The arrival of new, AMD powered consoles brought the x86 architecture back to Microsoft (Intel x86, IBM PowerPC, AMD x86), and marked the third architectural change for Sony (SGI MIPS, IBM PowerPC, AMD x86). More importantly, that shift created a single installed user base and a single total addressable market (TAM).
On the slide above, you can see that Nvidia believes 2016 will have a single installed base of over 150 million gaming systems that game developers should to target for their future titles.
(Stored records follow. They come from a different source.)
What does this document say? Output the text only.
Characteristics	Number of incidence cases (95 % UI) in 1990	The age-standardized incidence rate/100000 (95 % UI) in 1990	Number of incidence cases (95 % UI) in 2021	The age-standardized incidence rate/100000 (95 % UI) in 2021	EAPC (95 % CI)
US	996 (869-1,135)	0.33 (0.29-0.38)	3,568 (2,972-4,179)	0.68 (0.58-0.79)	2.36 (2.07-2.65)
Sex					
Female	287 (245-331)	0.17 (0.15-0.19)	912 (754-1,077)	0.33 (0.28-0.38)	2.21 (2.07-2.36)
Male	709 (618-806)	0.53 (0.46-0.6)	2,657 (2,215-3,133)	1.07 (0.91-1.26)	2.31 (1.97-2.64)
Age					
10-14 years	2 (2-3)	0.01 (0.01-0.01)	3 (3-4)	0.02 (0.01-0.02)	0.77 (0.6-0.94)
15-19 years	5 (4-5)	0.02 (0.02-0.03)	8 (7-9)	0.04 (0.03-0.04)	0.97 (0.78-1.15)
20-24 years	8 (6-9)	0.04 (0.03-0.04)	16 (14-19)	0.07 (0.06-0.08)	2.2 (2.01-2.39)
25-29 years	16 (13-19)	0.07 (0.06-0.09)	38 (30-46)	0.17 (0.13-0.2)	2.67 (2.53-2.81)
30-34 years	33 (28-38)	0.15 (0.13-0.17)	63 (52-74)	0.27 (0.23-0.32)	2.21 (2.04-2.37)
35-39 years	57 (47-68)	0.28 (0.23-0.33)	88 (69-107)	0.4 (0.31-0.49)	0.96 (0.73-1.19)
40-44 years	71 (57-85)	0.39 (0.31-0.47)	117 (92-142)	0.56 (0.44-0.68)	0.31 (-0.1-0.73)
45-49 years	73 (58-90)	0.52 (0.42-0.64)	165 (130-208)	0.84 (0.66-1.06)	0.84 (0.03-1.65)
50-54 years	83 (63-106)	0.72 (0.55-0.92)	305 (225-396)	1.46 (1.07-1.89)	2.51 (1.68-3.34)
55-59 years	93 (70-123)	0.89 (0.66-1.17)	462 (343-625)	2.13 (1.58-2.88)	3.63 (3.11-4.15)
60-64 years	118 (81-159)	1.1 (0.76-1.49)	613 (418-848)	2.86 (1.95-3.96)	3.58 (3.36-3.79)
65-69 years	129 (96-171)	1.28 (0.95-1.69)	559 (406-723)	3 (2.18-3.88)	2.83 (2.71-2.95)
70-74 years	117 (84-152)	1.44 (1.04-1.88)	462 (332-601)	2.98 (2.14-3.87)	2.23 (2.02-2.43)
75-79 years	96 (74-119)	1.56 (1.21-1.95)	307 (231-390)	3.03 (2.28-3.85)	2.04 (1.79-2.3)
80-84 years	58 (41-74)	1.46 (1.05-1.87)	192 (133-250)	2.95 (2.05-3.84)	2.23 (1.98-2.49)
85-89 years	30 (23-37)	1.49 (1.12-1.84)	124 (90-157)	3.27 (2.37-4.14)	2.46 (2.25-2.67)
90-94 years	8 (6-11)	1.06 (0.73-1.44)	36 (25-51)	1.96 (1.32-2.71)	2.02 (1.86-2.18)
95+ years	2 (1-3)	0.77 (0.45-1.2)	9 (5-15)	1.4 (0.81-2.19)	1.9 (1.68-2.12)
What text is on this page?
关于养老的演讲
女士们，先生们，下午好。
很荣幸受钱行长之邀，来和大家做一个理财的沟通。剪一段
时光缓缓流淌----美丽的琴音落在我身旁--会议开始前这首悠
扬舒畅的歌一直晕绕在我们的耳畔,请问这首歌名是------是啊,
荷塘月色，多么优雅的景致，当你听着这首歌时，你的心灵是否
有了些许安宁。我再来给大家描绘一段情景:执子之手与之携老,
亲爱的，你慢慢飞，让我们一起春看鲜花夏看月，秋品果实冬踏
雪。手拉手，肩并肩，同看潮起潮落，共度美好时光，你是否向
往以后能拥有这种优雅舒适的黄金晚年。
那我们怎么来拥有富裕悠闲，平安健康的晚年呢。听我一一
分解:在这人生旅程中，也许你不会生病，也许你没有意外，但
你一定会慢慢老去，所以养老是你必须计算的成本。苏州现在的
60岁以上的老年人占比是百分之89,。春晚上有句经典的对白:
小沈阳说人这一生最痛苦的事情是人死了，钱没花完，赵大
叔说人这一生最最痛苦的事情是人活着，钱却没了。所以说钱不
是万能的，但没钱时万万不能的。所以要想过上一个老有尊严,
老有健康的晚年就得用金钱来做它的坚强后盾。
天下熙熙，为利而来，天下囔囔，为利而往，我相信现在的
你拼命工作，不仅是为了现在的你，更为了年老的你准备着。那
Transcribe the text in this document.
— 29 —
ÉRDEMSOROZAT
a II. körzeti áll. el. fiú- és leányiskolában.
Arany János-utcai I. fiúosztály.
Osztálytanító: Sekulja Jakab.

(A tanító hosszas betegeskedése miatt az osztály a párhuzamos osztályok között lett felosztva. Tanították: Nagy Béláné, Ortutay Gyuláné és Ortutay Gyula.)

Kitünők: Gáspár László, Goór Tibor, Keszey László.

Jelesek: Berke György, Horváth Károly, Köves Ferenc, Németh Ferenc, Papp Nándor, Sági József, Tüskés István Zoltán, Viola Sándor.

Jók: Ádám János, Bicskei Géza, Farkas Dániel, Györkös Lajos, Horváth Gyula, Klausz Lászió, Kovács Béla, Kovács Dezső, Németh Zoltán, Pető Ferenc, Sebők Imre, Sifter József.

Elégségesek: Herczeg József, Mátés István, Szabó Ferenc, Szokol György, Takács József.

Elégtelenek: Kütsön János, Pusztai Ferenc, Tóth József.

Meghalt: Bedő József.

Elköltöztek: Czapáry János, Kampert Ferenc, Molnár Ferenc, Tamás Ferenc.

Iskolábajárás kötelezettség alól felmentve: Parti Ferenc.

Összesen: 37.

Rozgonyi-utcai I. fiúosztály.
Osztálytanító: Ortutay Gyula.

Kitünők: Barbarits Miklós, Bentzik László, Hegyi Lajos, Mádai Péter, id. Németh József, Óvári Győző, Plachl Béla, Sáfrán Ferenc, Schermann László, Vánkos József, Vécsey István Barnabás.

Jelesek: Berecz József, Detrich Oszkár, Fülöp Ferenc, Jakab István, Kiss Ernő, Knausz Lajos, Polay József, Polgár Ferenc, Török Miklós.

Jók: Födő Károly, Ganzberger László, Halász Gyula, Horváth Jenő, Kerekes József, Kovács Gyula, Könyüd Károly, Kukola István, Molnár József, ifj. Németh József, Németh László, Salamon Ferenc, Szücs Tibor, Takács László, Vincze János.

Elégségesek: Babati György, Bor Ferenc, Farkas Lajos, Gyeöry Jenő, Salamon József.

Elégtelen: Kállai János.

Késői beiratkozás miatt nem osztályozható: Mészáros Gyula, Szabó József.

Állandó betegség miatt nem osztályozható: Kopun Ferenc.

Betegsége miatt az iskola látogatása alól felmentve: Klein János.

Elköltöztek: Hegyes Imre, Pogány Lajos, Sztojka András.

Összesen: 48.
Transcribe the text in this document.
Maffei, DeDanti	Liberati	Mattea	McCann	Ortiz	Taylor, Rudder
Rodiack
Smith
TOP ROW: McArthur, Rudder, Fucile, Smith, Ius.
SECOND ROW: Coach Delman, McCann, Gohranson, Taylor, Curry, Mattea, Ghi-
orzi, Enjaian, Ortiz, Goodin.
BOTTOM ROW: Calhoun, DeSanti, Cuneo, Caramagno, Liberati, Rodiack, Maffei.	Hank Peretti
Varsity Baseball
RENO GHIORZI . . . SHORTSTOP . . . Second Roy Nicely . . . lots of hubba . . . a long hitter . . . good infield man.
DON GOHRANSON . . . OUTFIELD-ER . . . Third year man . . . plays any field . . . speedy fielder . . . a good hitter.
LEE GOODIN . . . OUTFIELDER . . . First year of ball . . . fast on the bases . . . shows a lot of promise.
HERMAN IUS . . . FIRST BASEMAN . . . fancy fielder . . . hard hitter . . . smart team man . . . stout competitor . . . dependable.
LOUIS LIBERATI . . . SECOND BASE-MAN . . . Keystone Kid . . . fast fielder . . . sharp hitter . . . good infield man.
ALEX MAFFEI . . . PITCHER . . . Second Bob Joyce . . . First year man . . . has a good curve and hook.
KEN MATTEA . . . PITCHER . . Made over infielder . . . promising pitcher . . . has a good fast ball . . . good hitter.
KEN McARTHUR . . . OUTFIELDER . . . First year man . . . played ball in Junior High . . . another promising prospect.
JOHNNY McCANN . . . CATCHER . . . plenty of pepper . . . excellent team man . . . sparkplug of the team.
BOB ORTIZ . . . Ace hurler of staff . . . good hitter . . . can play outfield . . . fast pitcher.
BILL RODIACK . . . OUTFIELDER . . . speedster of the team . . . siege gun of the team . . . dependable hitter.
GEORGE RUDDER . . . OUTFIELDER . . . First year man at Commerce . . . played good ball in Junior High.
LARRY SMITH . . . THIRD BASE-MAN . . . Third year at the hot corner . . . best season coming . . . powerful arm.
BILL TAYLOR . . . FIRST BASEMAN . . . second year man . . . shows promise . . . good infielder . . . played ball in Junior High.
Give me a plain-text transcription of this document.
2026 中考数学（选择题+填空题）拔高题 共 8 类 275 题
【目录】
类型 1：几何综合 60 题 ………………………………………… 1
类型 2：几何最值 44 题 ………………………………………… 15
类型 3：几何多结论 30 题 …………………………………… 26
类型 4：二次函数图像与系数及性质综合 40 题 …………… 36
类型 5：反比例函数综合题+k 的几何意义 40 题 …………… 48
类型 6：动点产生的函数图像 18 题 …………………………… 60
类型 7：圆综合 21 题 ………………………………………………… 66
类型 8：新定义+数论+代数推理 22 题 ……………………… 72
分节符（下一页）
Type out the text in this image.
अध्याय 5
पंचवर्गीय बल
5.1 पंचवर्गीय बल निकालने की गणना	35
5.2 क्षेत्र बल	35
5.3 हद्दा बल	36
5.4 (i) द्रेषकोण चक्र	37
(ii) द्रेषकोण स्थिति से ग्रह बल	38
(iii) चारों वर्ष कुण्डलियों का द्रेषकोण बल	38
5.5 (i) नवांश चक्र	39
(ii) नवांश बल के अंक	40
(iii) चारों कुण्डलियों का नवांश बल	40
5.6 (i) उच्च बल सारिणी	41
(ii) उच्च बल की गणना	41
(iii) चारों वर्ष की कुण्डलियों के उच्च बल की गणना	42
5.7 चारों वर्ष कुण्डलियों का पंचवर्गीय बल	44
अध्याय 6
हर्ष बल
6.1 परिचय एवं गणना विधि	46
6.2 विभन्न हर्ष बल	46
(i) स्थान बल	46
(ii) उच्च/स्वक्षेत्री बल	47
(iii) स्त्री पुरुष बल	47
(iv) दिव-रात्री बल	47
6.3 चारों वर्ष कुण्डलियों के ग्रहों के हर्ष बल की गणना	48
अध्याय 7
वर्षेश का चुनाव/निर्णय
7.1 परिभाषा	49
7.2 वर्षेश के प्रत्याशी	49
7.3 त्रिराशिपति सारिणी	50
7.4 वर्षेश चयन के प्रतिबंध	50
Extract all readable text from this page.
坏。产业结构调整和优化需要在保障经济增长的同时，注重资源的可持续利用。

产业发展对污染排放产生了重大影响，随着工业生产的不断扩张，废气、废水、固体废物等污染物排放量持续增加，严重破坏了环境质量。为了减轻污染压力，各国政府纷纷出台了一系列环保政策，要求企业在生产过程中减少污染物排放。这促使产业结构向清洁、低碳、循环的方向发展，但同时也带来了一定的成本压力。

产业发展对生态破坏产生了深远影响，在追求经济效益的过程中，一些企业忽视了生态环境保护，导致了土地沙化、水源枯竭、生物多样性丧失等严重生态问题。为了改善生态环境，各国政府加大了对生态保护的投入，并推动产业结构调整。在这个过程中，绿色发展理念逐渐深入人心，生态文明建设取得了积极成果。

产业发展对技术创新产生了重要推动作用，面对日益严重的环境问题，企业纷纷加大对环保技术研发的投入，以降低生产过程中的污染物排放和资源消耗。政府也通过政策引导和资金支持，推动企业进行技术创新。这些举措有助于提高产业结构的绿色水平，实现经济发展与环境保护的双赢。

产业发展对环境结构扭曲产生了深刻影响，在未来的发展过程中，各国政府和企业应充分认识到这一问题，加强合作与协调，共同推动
Even more importantly, PC platform is seeing its growth outstripping the consoles which are bound to get even more fragmented after Sony launches the “PlayStation Neo”. Coming in the fall Sony PlayStation Neo, or PlayStation 4.5 is a brand new console, backwards compatible with PlayStation 4, featuring a 14nm x86 processor and Polaris graphics architecture.
While Nvidia is currently the largest benefactor of AMD’s effort, the situation on the market is bound to get more complicated, as the “Power of 10” still doesn’t support Asynchronous Compute, while Xbox One, PlayStation 4, PlayStation Neo and all Radeon gaming cards from 2013 “Hawaii” GPU architecture onward. Still, if you are a game developer and not thinking about VR or eSports, you’re missing the boat in a big way. The development platform is all but unified and you can practically run the same code and architectures (Vulkan, OpenGL) on all three major gaming platforms. Capturing just 1% of that market is over 1.5 million copies sold.
Thus, whenever you see an article mentioning ‘the death of’ anything, just disregard it as a misinformed chatter.